Lockstone owners recognized as Small Business of the Month

By Tom Rivers, Editor Posted 1 September 2021 at 9:49 am

Wedding and events site seen as draw to community

Photo by Tom Rivers

ALBION – State Sen. Rob Ortt on Tuesday presented a “Senate District 62 Small Business of the Month” award to Natasha Wasuck and her husband John Hernandez. They are shown inside the Lockstone at North Main Street, next to the Erie Canal. Natasha and John’s daughter Ephy joined them.

Wasuck and Hernandez bought the site three years ago. It was a former auto repair business. They have transformed the site into a wedding and events center. They also use the front part of the building for Tinsel, an ice cream business that opened in June 2019. The site also includes “The Kitchen,” a private event room used for celebrations and community meetings.

The Lockstone has hosted eight weddings so far this year and has 16 more scheduled for 2021, and 30 next year. The 30 weddings next year are expected to draw at least 3,000 people to Albion.

Ortt first toured the site on July 16 to see some of the locations receiving funds in Main Street grant from the state. Ortt said he was impressed by the couple’s vision for the property and their work in giving the building from 1875 a new purpose.

“It’s really cool what you’ve done with this spot,” Ortt told Wasuck and Hernandez.

Ortt previously served as mayor of North Tonawanda where he said small business owners were the key to driving innovation to the downtown. He praised Wasuck and Hernandez, who are from Brockport, for seeing the potential in the Lockstone location. He said “fresh eyes” coming into a community sometimes see what long-time residents miss.

Photos courtesy of the Lockstone: A bride gets ready in the bridal suite at the Lockstone, which features an eyebrow window looking out on Main Street and the lift bridge over the Erie Canal.

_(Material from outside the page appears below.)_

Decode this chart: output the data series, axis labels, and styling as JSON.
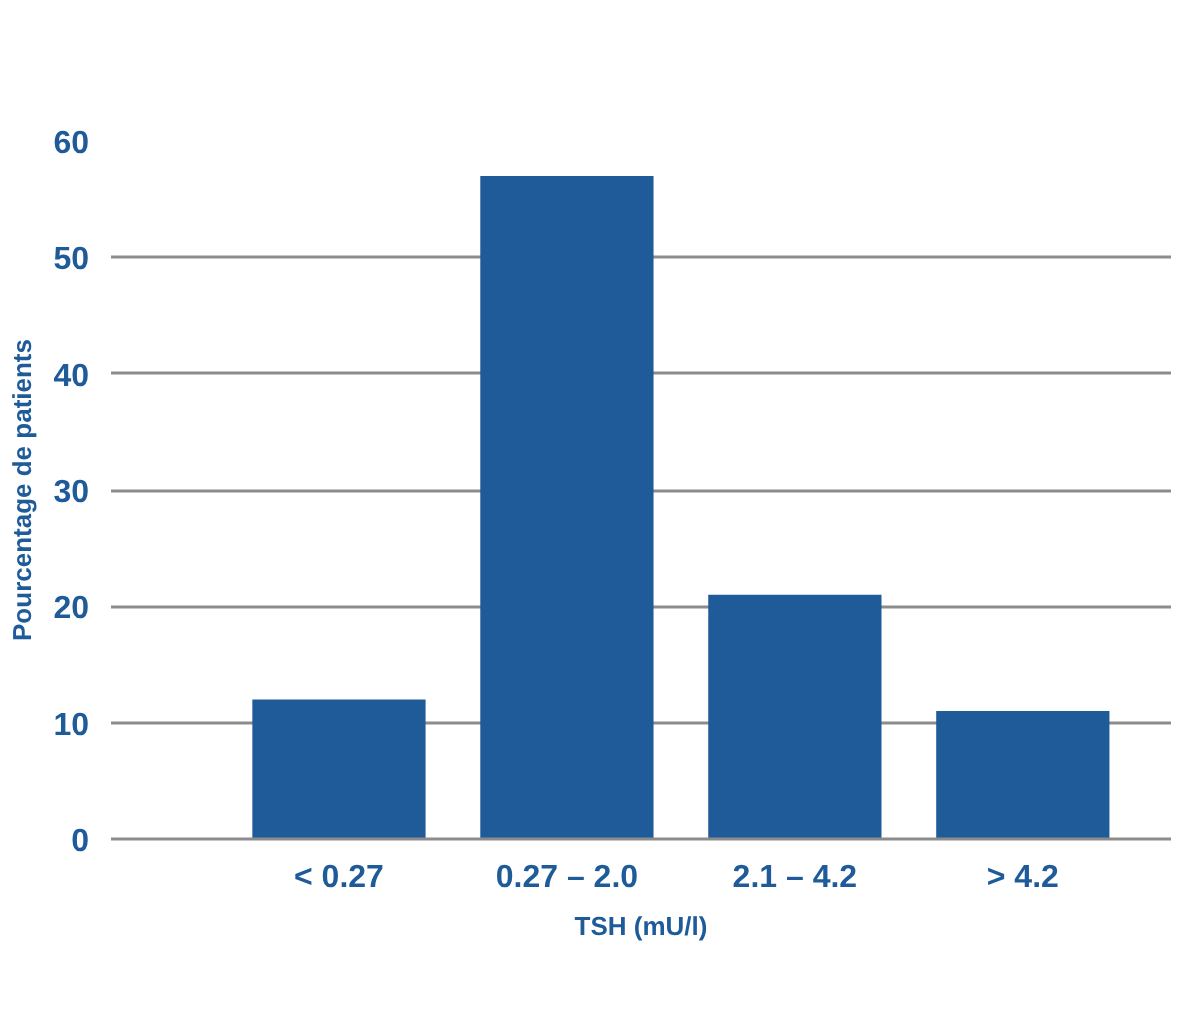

Wasuck has been involved in the Albion Merchants Association, helping to plan community events. She sees Albion’s connection to the original Santa Claus School, led by the late Charles Howard from 1937 to 1966, as a way to distinguish the community from other canal towns.

She tapped into that Santa history by naming the ice cream business “Tinsel.” She also led the effort to have a Santa mural painted next to the Lockstone at the Pennysaver building at 170 North Main St. She also raised money for a soon-to-be planed Christmas tree on the Courthouse lawn.

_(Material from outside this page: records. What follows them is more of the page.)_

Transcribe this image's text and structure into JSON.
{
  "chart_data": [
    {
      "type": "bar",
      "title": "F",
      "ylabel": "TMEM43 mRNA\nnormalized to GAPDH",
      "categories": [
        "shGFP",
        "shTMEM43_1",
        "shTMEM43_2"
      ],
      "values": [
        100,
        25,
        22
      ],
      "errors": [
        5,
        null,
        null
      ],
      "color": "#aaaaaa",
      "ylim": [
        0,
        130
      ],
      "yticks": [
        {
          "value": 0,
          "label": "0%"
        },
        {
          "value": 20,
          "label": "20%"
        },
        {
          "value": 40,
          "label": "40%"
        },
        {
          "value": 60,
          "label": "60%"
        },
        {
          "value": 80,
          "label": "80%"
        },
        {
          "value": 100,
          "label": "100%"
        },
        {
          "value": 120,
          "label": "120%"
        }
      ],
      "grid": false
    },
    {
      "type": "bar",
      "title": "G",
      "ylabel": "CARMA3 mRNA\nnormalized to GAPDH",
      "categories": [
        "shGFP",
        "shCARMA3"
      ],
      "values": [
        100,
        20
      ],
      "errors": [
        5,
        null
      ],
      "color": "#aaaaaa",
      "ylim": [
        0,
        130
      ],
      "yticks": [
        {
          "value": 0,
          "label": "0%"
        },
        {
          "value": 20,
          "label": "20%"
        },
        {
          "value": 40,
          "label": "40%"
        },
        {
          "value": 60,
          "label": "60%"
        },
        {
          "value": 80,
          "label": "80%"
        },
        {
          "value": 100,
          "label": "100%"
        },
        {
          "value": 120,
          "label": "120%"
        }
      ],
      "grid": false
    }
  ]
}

Ortt sees the historic canal downtown like Albion as irreplaceable treasures.

‘I’ve always felt people want to be in these downtowns,” he said. “You can’t replicate this.”

But he acknowledged it can be tough to make money these days for small businesses. That’s why he started his monthly award in February, wanting to highlight a business in his district, which includes Niagara, Orleans and part of western Monroe.

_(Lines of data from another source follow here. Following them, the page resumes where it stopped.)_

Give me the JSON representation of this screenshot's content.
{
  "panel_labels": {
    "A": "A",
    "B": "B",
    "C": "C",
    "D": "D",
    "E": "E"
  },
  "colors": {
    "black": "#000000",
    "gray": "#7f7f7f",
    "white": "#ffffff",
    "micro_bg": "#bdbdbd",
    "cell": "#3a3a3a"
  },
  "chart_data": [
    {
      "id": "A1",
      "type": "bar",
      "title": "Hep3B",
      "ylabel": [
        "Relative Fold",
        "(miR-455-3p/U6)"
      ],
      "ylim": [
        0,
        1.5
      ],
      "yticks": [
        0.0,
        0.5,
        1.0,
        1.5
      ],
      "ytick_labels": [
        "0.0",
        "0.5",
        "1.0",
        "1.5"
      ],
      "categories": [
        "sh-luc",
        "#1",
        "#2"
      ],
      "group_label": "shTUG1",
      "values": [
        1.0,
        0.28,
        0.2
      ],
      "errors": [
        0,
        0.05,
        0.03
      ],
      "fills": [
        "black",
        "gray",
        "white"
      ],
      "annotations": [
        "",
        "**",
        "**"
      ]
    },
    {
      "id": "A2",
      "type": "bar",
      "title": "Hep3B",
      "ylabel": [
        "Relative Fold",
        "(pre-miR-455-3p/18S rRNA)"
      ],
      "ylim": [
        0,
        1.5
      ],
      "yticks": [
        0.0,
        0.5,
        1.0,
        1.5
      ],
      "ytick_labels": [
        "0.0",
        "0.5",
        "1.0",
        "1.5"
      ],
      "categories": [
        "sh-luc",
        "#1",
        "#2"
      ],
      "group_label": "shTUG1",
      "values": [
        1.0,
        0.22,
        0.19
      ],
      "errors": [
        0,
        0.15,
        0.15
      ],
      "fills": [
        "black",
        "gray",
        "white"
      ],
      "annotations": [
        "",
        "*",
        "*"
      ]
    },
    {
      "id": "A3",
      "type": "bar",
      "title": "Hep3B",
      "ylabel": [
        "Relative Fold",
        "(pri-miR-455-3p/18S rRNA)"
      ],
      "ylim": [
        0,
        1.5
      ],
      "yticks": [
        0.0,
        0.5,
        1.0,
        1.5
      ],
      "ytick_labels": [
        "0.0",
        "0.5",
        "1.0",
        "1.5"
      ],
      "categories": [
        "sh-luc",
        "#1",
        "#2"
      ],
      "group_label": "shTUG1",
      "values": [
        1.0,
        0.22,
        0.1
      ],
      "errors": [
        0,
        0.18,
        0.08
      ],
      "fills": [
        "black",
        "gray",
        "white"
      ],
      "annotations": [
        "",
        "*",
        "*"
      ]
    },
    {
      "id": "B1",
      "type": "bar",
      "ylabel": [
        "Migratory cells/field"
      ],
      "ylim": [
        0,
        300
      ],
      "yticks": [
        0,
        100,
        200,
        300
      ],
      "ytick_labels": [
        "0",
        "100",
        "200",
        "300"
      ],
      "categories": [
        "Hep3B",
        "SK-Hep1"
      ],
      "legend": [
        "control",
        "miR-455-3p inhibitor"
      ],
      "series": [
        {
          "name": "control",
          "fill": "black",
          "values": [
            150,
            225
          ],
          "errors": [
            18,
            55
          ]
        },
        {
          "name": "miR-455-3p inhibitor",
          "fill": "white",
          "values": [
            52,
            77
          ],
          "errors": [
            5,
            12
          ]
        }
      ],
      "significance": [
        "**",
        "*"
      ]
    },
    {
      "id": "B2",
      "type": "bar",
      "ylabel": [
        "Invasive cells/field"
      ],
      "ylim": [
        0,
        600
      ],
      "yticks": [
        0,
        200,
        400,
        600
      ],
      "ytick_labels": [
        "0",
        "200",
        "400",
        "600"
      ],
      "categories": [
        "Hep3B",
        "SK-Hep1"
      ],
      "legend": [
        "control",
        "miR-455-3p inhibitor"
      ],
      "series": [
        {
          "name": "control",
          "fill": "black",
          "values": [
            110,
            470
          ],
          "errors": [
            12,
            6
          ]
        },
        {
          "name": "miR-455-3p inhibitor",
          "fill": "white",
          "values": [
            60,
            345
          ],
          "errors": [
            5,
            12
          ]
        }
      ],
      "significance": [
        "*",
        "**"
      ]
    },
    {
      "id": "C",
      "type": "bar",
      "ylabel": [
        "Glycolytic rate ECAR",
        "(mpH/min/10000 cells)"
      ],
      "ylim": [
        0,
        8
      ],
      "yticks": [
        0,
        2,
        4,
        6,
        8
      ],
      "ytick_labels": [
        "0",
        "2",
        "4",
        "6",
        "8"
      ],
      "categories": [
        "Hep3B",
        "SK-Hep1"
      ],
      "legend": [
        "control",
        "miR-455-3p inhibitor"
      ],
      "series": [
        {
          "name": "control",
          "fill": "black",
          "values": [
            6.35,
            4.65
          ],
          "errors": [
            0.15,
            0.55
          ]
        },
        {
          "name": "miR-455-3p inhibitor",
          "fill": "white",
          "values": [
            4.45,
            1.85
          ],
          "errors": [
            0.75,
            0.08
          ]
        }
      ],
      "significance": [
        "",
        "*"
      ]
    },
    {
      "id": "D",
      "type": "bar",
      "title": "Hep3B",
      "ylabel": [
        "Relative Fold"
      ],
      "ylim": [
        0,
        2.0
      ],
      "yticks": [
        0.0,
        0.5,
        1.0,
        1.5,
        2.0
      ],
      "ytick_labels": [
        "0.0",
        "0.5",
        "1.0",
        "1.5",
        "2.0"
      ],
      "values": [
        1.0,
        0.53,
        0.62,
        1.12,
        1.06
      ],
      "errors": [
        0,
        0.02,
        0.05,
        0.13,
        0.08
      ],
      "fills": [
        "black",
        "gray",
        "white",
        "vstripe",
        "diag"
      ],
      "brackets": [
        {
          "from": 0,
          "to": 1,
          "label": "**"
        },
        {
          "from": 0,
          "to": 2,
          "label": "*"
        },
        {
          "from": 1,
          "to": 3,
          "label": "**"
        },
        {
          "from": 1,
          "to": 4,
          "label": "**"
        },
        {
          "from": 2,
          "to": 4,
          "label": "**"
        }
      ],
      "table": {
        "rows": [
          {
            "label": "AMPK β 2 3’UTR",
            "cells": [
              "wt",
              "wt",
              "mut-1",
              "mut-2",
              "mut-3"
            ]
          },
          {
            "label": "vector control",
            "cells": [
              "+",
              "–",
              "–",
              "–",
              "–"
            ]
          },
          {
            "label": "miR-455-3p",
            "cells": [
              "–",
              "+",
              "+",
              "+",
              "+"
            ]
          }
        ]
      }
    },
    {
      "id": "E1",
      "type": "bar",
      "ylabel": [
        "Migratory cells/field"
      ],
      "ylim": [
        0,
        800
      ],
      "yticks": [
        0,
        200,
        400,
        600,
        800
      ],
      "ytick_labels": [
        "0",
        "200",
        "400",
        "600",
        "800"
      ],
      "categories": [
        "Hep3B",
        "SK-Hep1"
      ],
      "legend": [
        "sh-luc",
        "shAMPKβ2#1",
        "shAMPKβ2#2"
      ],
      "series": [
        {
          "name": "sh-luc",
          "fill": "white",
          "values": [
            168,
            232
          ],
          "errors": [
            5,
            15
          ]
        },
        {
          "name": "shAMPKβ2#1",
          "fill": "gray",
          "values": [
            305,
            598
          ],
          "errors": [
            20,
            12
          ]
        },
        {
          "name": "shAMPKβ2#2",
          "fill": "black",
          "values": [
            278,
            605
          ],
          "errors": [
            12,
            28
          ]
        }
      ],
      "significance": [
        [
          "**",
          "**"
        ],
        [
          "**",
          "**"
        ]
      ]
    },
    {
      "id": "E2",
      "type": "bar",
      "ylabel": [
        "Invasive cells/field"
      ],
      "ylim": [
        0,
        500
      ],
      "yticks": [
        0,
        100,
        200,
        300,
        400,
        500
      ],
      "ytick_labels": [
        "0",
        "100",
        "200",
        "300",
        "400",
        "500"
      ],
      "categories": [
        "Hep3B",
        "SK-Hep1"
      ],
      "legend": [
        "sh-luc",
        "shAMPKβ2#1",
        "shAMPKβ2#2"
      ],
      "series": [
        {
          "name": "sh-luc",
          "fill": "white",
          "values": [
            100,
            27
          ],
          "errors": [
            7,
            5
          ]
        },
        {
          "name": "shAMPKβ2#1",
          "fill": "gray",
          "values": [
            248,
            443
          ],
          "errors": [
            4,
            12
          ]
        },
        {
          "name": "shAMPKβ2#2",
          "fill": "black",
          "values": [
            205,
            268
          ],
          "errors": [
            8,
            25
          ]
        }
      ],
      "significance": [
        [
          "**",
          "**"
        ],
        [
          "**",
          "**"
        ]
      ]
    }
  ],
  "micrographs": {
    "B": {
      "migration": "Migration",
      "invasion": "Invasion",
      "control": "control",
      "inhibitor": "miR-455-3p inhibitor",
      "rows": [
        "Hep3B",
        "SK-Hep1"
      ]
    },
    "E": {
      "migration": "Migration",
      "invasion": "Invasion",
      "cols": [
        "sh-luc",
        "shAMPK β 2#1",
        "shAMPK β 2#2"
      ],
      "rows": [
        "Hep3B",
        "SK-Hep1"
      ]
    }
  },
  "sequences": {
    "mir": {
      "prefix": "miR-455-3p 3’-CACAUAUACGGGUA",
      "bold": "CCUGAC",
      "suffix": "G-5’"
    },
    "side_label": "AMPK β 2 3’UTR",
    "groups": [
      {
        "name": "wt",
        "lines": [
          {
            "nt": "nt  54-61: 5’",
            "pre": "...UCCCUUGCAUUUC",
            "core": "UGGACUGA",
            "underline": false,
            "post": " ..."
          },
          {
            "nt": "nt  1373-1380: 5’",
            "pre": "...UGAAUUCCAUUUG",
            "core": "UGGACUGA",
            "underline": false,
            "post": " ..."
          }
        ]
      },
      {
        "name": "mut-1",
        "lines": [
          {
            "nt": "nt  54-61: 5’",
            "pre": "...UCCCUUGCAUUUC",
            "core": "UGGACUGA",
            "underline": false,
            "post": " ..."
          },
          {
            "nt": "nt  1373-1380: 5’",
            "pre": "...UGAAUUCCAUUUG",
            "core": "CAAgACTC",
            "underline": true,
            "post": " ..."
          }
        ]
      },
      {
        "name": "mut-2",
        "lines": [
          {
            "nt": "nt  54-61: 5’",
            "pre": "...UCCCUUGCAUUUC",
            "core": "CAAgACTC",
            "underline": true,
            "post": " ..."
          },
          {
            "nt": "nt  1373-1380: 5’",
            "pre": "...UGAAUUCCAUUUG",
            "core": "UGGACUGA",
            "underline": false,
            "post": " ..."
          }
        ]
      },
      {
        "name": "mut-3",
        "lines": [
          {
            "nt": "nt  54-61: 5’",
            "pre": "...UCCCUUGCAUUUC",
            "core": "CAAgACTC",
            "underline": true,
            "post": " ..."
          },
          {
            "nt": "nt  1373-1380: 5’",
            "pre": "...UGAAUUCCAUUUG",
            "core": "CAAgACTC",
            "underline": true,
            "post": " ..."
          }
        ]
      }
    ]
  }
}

“My whole district is along the Erie Canal, from North Tonawanda to Spencerport,” Ortt said. “The canal is your ticket to development.”

He said Covid-19 restrictions made it even more challenging for business owners. Many had to close to in-person sales or face reduced capacity. There have been supply-chain disruptions and a shortage of workers.

“Covid has really emphasized the challenge of running a small business,” Ortt said. “These businesses never had a playbook for how to operate in a pandemic and then to have to deal with the restrictions.”

The Lockstone owners also created a grove for outdoor weddings on Orchard Street, a short walk from the Lockstone.

Wasuck and Hernandez said they feel more convinced the weddings and events site in Albion was a good choice. Most of the weddings have been couples from either Rochester or Buffalo, who like the location between those two cities.

The couples like being by the Erie Canal for their wedding, and Wasuck and Hernandez give the couples free rein of the facility, allowing them to decorate however they want and to bring in bartenders, caterers, DJ’s and other vendors.

The couples also like the industrial vibe at the Lockstone.

“It’s a unique location,” Wasuck said. “It’s not a golf course or a rustic barn. The people like it here. They are having a good time.”

Wasuck has been successful marketing the site to couples and her husband has done much of the construction work himself.

“We see this as an opportunity to ‘create the community you want to be a part of’ here in Albion,” Wasuck said. “We recognize the importance of the Erie Canal for tourism and appreciate the unique history this village has to offer.”